La Grande guerre touche à sa fin, Corto Maltese s’ennuie. Marin sans navire, il séjourne au Yémen. Plus que Corto, le véritable héros des trois premiers récits est Cush. irez-le, somptueusement dessiné en noir et blanc, efflanqué, les joues creuses, le regard fier, la tête haute, le fusil chargé Lee-Enfield négligemment posé en travers des épaules. Attention, ne vous fiez pas à sa fausse nonchalance et à son sourire cruel, il tire vite et jamais ne manque sa cible.
Corto se déclare maltais, une nationalité chimérique, et caïnite, une hérésie judéo-chrétienne disparue. Ce capitaine de marine marchande ne possède ni équipage, ni compagnon. Cush est un guerrier afar de la tribu des Beni Amer. Banni par son propre clan, il se proclame musulman, mais ne conserve du Coran qu’une expéditive morale guerrière.

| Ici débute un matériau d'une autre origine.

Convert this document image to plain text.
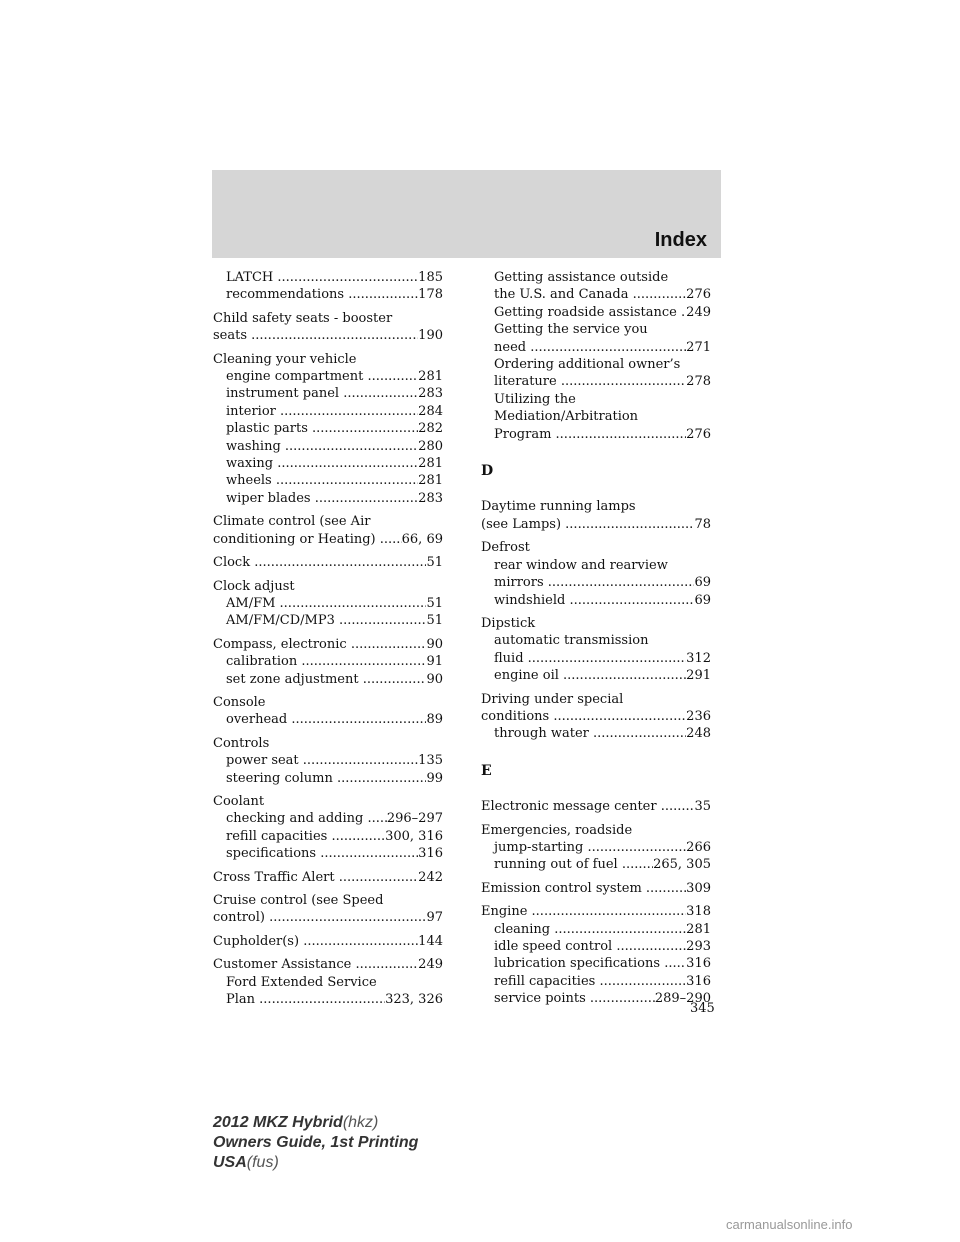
Index
LATCH .....	185
recommendations .....	178
Child safety seats - booster
seats .....	190
Cleaning your vehicle
engine compartment .....	281
instrument panel .....	283
interior .....	284
plastic parts .....	282
washing .....	280
waxing .....	281
wheels .....	281
wiper blades .....	283
Climate control (see Air
conditioning or Heating) ..... 66, 69
Clock .....	51
Clock adjust
AM/FM .....	51
AM/FM/CD/MP3 .....	51
Compass, electronic .....	90
calibration .....	91
set zone adjustment .....	90
Console
overhead .....	89
Controls
power seat .....	135
steering column .....	99
Coolant
checking and adding ..... 296–297
refill capacities .....	300, 316
specifications .....	316
Cross Traffic Alert .....	242
Cruise control (see Speed
control) .....	97
Cupholder(s) .....	144
Customer Assistance .....	249
Ford Extended Service
Plan .....	323, 326
Getting assistance outside
the U.S. and Canada .....	276
Getting roadside assistance ..... 249
Getting the service you
need .....	271
Ordering additional owner’s
literature .....	278
Utilizing the
Mediation/Arbitration
Program .....	276
D
Daytime running lamps
(see Lamps) .....	78
Defrost
rear window and rearview
mirrors .....	69
windshield .....	69
Dipstick
automatic transmission
fluid .....	312
engine oil .....	291
Driving under special
conditions .....	236
through water .....	248
E
Electronic message center .....	35
Emergencies, roadside
jump-starting .....	266
running out of fuel ..... 265, 305
Emission control system .....	309
Engine .....	318
cleaning .....	281
idle speed control .....	293
lubrication specifications ..... 316
refill capacities .....	316
service points .....	289–290
345
2012 MKZ Hybrid(hkz)
Owners Guide, 1st Printing
USA(fus)
carmanualsonline.info
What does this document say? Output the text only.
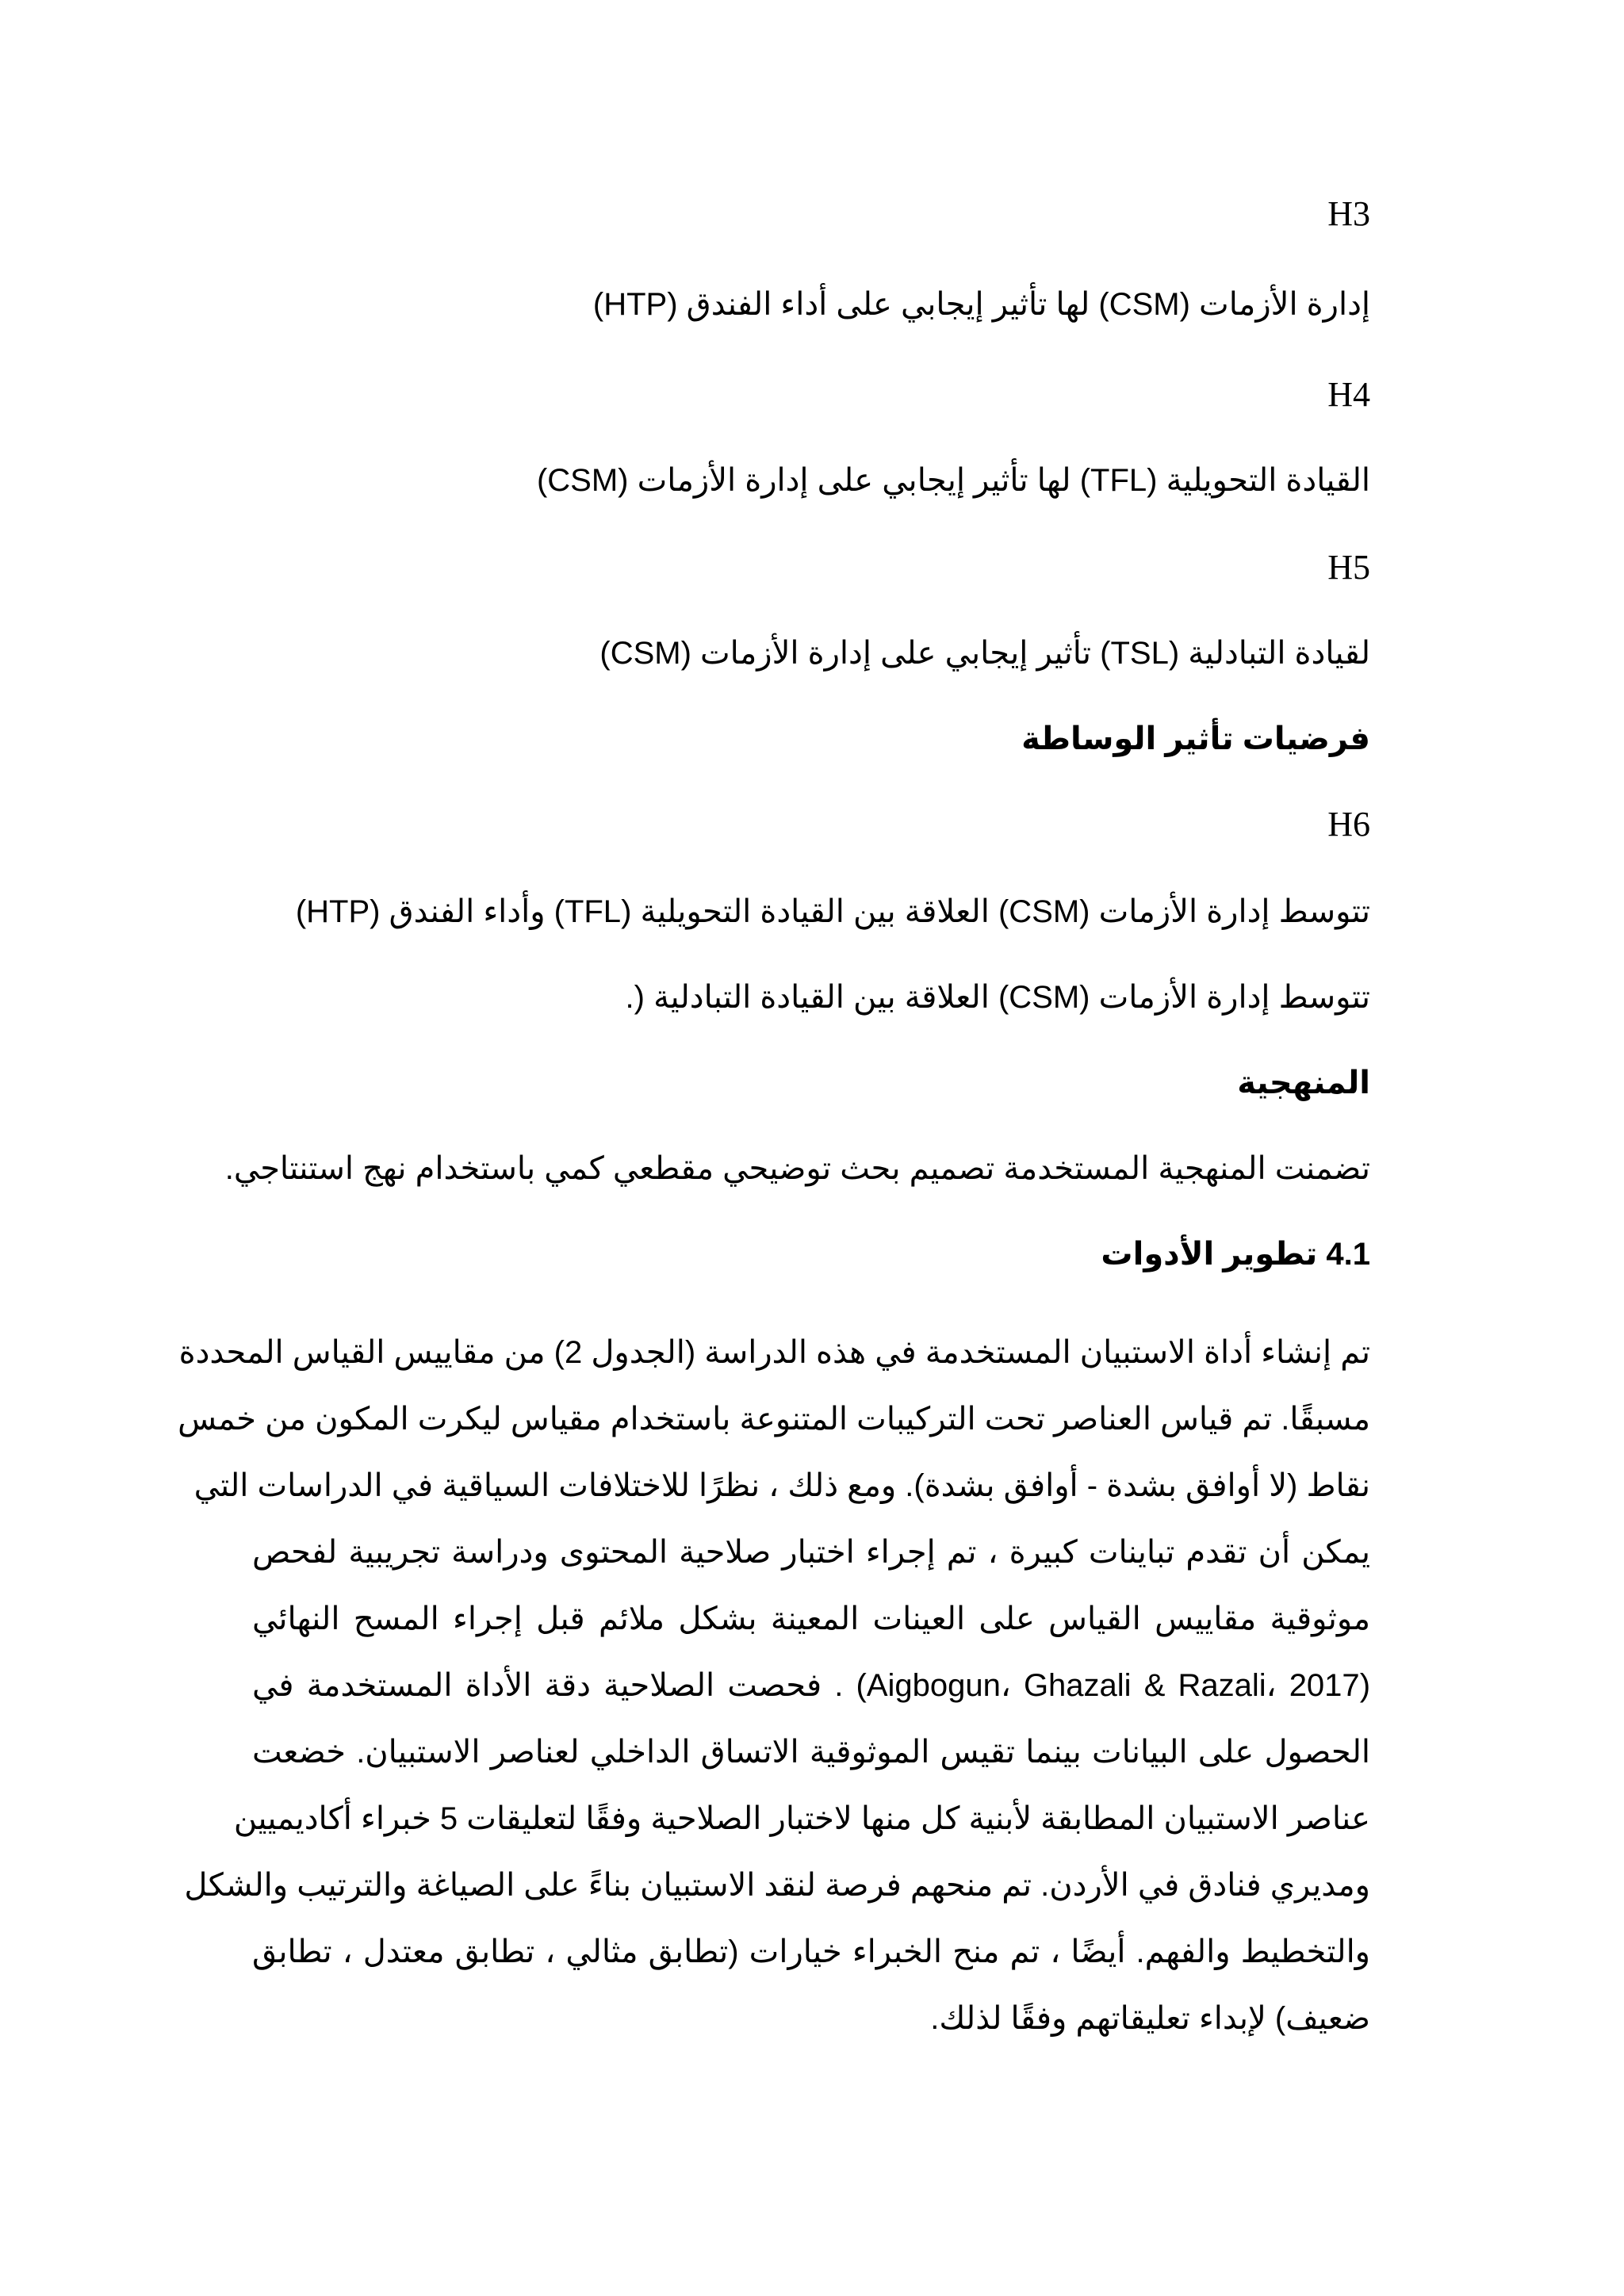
H3
إدارة الأزمات (CSM) لها تأثير إيجابي على أداء الفندق (HTP)
H4
القيادة التحويلية (TFL) لها تأثير إيجابي على إدارة الأزمات (CSM)
H5
لقيادة التبادلية (TSL) تأثير إيجابي على إدارة الأزمات (CSM)
فرضيات تأثير الوساطة
H6
تتوسط إدارة الأزمات (CSM) العلاقة بين القيادة التحويلية (TFL) وأداء الفندق (HTP)
تتوسط إدارة الأزمات (CSM) العلاقة بين القيادة التبادلية (.
المنهجية
تضمنت المنهجية المستخدمة تصميم بحث توضيحي مقطعي كمي باستخدام نهج استنتاجي.
4.1 تطوير الأدوات
تم إنشاء أداة الاستبيان المستخدمة في هذه الدراسة (الجدول 2) من مقاييس القياس المحددة
مسبقًا. تم قياس العناصر تحت التركيبات المتنوعة باستخدام مقياس ليكرت المكون من خمس
نقاط (لا أوافق بشدة - أوافق بشدة). ومع ذلك ، نظرًا للاختلافات السياقية في الدراسات التي
يمكن أن تقدم تباينات كبيرة ، تم إجراء اختبار صلاحية المحتوى ودراسة تجريبية لفحص
موثوقية مقاييس القياس على العينات المعينة بشكل ملائم قبل إجراء المسح النهائي
(Aigbogun، Ghazali & Razali، 2017) . فحصت الصلاحية دقة الأداة المستخدمة في
الحصول على البيانات بينما تقيس الموثوقية الاتساق الداخلي لعناصر الاستبيان. خضعت
عناصر الاستبيان المطابقة لأبنية كل منها لاختبار الصلاحية وفقًا لتعليقات 5 خبراء أكاديميين
ومديري فنادق في الأردن. تم منحهم فرصة لنقد الاستبيان بناءً على الصياغة والترتيب والشكل
والتخطيط والفهم. أيضًا ، تم منح الخبراء خيارات (تطابق مثالي ، تطابق معتدل ، تطابق
ضعيف) لإبداء تعليقاتهم وفقًا لذلك.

Il ne se reconnaît aucun maître, qu’il soit de son sang, turc ou anglais, pas d’amis, ni même de frères. Surpris, il découvre en Corto un égal, un homme tout aussi farouchement libre. S’il lui sauve la vie, il récuse toute idée de dette, prétendant n’avoir agi que pour le plaisir d’exécuter un ennemi. Alors que Corto observe et évite d’intervenir, Cush est fier, ombrageux et cynique, il provoque et tue. Qu’est-ce qui fait leur charme ? Plus que leur individualisme désinvolte, c’est leur capacité à affronter l’inconnu, à aller au-devant du danger. Corto et Cush sont des aventuriers.
Or, inconsciemment, ne souffrons-nous pas d’un excès de sécurités, prévoyances et assurances ? Pour ceux qui en douterait, lisez John Eldredge. L’homme moderne, citadin et policé étoufferait depuis qu’il a renoncé aux trois aspirations fondamentales de la virilité : livrer un combat, vivre une aventure et sauver une beauté. L’homme doit prouver sa force.
Quelles pourraient être nos ultimes terres d’aventures (licites) ? Pour les plus audacieux, les sports extrêmes, les randonnées au long cours, la création d’entreprise... Les autres compensent dans la littérature et... dans mon ami Corto.